I decided to wait until my sense of direction would pull itself together.

“Are you alright, Sam? Not too shaken?”

Usually I find Val’s gift for euphemisms funny.

“Could do better. For instance, we could still be flying at 50 eq-cees toward Epsilon Eridani rather than from it. I’m assuming there’s a good reason we’ve doubled back out of the blue?”

She let out a little laugh.

“Take a look at the long-range fore scanner.”

I got up, went to the screen and looked. Over the greenish background of the void dust we were plowing through, there was a light green stain: Hawking’s star, and then, in the middle of an even lighter halo, a bright, blinking spot.

“A conventional radio signal?”

“It would appear to be. Hawking's probably hid it until we flew by. It’s in the emergency frequency bands, but it’s just a beep, not an actual distress message. I’ve a weird feeling about it.”

I laughed — that’s a good method to find out if you’ve got a broken rib, by the way. I had none.

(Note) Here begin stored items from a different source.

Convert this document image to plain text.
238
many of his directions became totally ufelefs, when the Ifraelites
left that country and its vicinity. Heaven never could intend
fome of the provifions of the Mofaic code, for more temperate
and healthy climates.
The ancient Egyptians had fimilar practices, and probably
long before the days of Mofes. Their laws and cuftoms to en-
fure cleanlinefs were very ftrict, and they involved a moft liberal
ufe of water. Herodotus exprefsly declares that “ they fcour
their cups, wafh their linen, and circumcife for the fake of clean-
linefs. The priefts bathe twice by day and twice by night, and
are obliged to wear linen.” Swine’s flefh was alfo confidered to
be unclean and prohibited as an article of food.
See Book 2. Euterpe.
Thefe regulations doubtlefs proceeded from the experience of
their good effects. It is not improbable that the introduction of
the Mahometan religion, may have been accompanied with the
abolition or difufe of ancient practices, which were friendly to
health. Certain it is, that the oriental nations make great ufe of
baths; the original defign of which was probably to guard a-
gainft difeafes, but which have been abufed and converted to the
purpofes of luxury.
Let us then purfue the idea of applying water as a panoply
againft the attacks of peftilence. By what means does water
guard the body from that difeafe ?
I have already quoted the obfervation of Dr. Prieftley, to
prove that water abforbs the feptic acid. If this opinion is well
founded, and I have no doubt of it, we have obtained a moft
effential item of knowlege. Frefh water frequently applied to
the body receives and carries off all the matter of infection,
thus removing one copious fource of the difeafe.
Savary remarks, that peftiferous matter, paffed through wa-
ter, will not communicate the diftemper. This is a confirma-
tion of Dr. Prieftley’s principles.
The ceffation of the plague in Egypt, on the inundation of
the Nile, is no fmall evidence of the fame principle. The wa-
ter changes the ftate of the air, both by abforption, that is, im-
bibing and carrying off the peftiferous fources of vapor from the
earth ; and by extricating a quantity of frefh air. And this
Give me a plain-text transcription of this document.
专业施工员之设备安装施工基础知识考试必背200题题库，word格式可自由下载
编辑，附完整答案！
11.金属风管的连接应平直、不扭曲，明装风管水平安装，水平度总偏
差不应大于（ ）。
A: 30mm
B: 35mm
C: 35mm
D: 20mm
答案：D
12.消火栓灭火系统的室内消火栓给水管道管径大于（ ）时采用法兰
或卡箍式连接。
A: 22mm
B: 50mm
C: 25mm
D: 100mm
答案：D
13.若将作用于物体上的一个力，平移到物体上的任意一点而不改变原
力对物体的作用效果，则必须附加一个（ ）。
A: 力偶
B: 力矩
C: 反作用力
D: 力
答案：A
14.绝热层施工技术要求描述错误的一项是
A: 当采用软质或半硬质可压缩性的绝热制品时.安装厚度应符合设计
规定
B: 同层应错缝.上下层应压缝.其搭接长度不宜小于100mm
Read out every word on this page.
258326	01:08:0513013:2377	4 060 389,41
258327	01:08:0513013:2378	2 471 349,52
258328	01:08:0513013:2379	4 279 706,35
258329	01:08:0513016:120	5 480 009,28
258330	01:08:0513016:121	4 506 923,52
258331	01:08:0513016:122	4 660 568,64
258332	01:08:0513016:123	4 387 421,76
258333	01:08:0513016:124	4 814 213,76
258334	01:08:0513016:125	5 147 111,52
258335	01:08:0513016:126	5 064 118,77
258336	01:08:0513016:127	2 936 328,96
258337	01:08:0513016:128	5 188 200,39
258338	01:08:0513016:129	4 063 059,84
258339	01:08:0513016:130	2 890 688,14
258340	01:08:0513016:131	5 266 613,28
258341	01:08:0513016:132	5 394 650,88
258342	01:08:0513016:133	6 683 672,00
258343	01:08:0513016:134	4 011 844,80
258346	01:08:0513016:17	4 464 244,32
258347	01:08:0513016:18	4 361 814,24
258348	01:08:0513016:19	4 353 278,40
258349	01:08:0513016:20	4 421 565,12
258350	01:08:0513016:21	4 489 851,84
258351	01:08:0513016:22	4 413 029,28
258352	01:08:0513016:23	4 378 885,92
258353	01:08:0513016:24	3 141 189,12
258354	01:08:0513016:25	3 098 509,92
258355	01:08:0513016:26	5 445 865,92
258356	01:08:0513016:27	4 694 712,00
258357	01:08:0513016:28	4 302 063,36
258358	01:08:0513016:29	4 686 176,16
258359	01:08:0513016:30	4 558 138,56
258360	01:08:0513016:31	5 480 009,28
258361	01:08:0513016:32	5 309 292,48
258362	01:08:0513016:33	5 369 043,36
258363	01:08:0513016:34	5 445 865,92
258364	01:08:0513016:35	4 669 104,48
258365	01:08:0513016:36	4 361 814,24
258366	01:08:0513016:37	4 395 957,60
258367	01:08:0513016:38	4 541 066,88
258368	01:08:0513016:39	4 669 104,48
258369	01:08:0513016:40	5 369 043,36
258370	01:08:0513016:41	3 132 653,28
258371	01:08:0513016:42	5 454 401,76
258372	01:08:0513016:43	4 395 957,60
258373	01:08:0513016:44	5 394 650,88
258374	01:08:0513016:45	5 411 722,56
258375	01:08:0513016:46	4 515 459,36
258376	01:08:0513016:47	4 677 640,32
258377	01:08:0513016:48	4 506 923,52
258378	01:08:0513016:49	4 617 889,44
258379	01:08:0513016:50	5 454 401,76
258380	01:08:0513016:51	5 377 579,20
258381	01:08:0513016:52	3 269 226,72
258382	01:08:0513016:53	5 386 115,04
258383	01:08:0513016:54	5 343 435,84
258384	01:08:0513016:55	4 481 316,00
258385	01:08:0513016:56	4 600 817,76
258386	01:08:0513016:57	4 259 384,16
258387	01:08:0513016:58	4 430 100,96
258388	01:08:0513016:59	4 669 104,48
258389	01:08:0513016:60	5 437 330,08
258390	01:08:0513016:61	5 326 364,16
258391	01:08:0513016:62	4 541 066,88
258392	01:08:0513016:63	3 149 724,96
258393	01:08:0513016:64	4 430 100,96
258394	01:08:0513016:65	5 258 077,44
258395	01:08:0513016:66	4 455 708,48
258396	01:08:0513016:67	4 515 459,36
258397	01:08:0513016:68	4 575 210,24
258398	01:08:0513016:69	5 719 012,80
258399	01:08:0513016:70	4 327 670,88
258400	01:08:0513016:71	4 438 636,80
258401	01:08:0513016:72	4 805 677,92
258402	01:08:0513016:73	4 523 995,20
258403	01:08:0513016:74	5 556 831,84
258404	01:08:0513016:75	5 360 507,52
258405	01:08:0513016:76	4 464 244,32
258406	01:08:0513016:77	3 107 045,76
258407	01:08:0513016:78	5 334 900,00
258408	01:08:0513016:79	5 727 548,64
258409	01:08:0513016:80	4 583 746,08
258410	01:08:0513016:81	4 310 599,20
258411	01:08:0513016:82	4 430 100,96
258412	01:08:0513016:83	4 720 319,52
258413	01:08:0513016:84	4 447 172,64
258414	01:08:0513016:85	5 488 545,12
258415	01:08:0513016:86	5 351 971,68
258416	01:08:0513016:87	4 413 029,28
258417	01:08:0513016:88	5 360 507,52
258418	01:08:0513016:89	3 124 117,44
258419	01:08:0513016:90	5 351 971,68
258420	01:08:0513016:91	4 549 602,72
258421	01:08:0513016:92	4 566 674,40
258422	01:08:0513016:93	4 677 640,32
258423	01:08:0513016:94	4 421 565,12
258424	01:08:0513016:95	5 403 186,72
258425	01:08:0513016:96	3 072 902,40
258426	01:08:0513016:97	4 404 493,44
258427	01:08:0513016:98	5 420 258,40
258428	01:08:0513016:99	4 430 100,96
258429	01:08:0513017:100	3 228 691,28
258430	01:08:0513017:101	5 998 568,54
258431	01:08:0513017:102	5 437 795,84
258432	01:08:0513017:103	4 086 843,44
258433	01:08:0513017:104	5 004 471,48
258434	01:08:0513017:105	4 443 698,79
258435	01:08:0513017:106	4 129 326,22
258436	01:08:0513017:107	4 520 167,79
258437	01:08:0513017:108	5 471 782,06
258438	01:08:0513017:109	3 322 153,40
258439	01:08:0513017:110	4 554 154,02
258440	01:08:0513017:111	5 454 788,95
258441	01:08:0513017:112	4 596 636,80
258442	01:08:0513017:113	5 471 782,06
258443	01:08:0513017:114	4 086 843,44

A weird feeling? And do you also feel that we should go there and say hello?”

“We don’t have much of a choice. It might be a case of Duty to Rescue. We’ll be on location in fifteen hours if we can maintain this velocity.”

“And I just bet when we get there, I am the one who’s going to go meet them, right?”

“You wouldn't want me to go out there, now, would you? Oh, and since you’ve got time, get a check-up done, in case you’re actually more hurt than you already look.”

I gave in, unfolded the medical seat, and sat. While the contraption complained about my excess mass, I mulled over the situation. Basically, three possible outcomes: business as usual, bad luck, and incredible luck.

Let’s get rid of business as usual first: the ship hits something right out of hypervelocity. High residual speed means high kinetic energy means kaboom. When you get there, assuming you find out where there is, all you will see is very small debris scattered over a cubic parsec. Or rather, you won’t see any, because a cubic parsec is huge.

Then there’s bad luck: the ship mostly stays in one piece but sustains critical damage, like the atmosphere controllers go on the fritz, for instance. Everyone in the ship will die in a matter of minutes, hours at most. Now when you get there, all you can do is whip out the notebook and pencil, and write down the names. But you gotta do it though, because there’s someone, somewhere, who needs to know what happened.

Last: incredible luck. That’s when the ship’s got a major malfunction but is at least partly intact, or more to the point, still has some survivors inside after a few hours. Then your duty is to make sure they stay alive. Depending on how many there are, and on the state of the ship, either you set up camp and help them get by until professional help comes around, or you take them in and drop them at the nearest safe place. That’s the true Duty to Rescue.

But it’s incredible luck for a reason, which is: it almost never happens. So you have to go there – There’s even a federal decree that states you have to – but you don’t want to, because you know it’s useless. To the point that, between pilots, we shorten the term to DuRes. Pilots have a very questionable sense of humour.

Still, if it had been me instead of Val, I’d have done exactly the same. To bona fide pilots, Duty to Rescue is not just a federal decree: it’s a guarantee that the day you hit hard and survive, there will be someone willing to go out of their way to lend a hand, no matter the cost. That’s why it’s part of the job.

So there probably was a ship, so damaged that it couldn’t send a proper distress call, which meant there were near zero chance of finding any survivors; but there we were, getting ready to go out and scour it as long as it would take to make sure no one was left alone.

Apart from that, it was only normal that I would be the one doing the spacewalking and not Val. After all, I was the man, wasn’t I?